Despite the fact that Charlie Gard’s parents succeeded in raising more than the £1.3 million they were seeking, in an attempt to pay out of pocket for their son to receive treatment in the U.S., the UK’s healthcare system left the ultimate decision up to the government.
The European Court of Human Rights released a statement that not only rejected the appeal to let Gard’s parents seek out additional treatment independent of state-funded healthcare, but also stated that it is lawful for Gard’s doctors to take him off of life support when they choose.
“The decision is final,” The statement said. “The domestic courts concluded that it would be lawful for the hospital to withdraw life sustaining treatment because it was likely that Charlie would suffer significant harm if his present suffering was prolonged without any realistic prospect of improvement, and the experimental therapy would be of no effective benefit.”
Just a few weeks after they lost their appeal, baby Charlie died on July 28, 2017.
As TFTP reported in 2018, a 23-month-old baby boy died after he was held against the wishes of his parents who may have been able to save his life. The denial of medical care to baby Alfie—which was being offered to him for free by doctors in Italy—happened, not out of some vile conspiracy to harm a child, but as a function of the British healthcare system.
“My gladiator lay down his shield and gained his wings at 02:30. I love you my guy,” Tom Evans, Alfie’s father wrote on his Facebook page in April of 2018.
“Our baby boy grew his wings tonight at 2:30 am,” his mother Kate wrote. “We are heart broken. Thank you everyone for all your support.”

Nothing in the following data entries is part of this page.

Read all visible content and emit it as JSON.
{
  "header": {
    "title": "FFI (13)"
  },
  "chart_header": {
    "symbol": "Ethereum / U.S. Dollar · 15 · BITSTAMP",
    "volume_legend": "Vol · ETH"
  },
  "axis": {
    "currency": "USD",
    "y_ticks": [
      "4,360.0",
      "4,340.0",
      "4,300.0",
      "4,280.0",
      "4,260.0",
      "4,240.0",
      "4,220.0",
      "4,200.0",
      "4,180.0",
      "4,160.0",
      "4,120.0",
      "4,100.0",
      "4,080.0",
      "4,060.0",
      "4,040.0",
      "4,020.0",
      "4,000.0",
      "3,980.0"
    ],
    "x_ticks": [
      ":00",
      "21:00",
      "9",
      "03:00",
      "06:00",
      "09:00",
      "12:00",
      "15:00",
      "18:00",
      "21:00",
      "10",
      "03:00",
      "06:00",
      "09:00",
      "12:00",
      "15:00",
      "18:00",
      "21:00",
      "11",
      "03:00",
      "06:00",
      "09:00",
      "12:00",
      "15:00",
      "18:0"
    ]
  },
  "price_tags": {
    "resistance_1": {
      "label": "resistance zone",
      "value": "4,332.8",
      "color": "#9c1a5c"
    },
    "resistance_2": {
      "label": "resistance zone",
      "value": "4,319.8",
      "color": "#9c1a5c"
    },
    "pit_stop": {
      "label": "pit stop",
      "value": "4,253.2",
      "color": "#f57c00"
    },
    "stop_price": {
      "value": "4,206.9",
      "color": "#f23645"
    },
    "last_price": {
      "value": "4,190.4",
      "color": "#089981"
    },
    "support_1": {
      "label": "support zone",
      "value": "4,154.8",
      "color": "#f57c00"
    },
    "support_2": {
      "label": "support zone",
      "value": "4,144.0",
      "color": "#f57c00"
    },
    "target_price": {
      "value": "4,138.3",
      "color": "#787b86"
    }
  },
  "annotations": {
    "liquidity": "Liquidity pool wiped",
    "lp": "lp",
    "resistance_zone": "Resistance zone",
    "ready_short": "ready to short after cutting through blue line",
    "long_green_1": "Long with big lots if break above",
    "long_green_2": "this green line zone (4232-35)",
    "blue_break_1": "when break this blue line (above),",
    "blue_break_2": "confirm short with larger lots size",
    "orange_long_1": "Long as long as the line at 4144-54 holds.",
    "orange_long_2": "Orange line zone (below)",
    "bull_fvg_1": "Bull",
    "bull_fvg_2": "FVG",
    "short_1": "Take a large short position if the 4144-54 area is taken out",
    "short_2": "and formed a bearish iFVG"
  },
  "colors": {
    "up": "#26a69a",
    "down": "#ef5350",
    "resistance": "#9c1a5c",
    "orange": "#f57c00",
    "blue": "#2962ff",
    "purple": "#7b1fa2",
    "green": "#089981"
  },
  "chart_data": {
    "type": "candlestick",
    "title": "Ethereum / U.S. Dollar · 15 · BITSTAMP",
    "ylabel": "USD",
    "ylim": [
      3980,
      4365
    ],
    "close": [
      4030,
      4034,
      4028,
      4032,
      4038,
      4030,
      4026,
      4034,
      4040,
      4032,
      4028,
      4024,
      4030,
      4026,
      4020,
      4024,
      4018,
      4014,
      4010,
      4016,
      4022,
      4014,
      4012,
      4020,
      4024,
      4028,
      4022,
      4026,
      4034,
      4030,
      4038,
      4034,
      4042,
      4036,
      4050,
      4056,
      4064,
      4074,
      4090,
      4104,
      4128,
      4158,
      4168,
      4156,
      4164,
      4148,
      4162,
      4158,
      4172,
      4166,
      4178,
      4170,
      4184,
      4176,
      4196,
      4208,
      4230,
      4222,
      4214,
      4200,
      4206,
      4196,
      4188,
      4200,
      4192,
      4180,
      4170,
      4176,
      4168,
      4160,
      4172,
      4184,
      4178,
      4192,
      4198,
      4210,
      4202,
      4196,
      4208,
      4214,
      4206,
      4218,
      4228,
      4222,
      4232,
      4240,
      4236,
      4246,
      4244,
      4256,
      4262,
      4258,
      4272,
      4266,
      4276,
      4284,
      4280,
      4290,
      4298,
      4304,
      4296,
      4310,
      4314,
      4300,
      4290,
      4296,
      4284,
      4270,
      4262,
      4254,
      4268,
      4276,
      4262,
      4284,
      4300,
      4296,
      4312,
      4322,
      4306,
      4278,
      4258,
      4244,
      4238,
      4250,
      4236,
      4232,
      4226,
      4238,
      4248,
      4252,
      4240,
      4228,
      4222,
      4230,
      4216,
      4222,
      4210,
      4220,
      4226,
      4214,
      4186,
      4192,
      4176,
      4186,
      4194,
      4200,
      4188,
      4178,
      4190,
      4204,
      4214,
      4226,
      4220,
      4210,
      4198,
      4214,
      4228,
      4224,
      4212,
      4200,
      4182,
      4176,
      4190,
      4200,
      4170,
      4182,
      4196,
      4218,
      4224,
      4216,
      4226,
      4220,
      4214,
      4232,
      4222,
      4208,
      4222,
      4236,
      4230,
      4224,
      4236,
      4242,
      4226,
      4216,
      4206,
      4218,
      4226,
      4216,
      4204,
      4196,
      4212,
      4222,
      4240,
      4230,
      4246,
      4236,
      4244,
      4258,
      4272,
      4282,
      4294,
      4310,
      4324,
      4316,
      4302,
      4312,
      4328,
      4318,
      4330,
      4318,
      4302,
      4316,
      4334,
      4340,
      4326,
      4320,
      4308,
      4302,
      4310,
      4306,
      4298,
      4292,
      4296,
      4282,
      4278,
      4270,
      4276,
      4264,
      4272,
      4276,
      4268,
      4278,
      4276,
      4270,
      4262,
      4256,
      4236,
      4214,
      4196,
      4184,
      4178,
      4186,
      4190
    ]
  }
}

Alfie’s life began as a struggle and the toddler had been in a hospital since December of 2016 because of a rare degenerative neurological disorder. In 2018, the Alder Hey Children’s Hospital, run by bureaucrats who are seemingly more interested in saving money than saving lives, decided that Alfie’s life was no longer worth saving.
The Vatican hospital in Rome offered free medical care, with experimental treatments that are not offered in the UK, which could’ve saved Alfie’s life, and came at no expense to the UK government. However, the bureaucrats ruled “all medical experts agreed that further treatment was futile and that it would be against Alfie’s best interests to travel to Italy.”
Alfie’s father had been attempting to appeal these rulings so the family could seek this treatment. But despite the fact that this would have come at no cost to the UK government or the hospital, they forced the family to stay in the UK and baby Alfie died.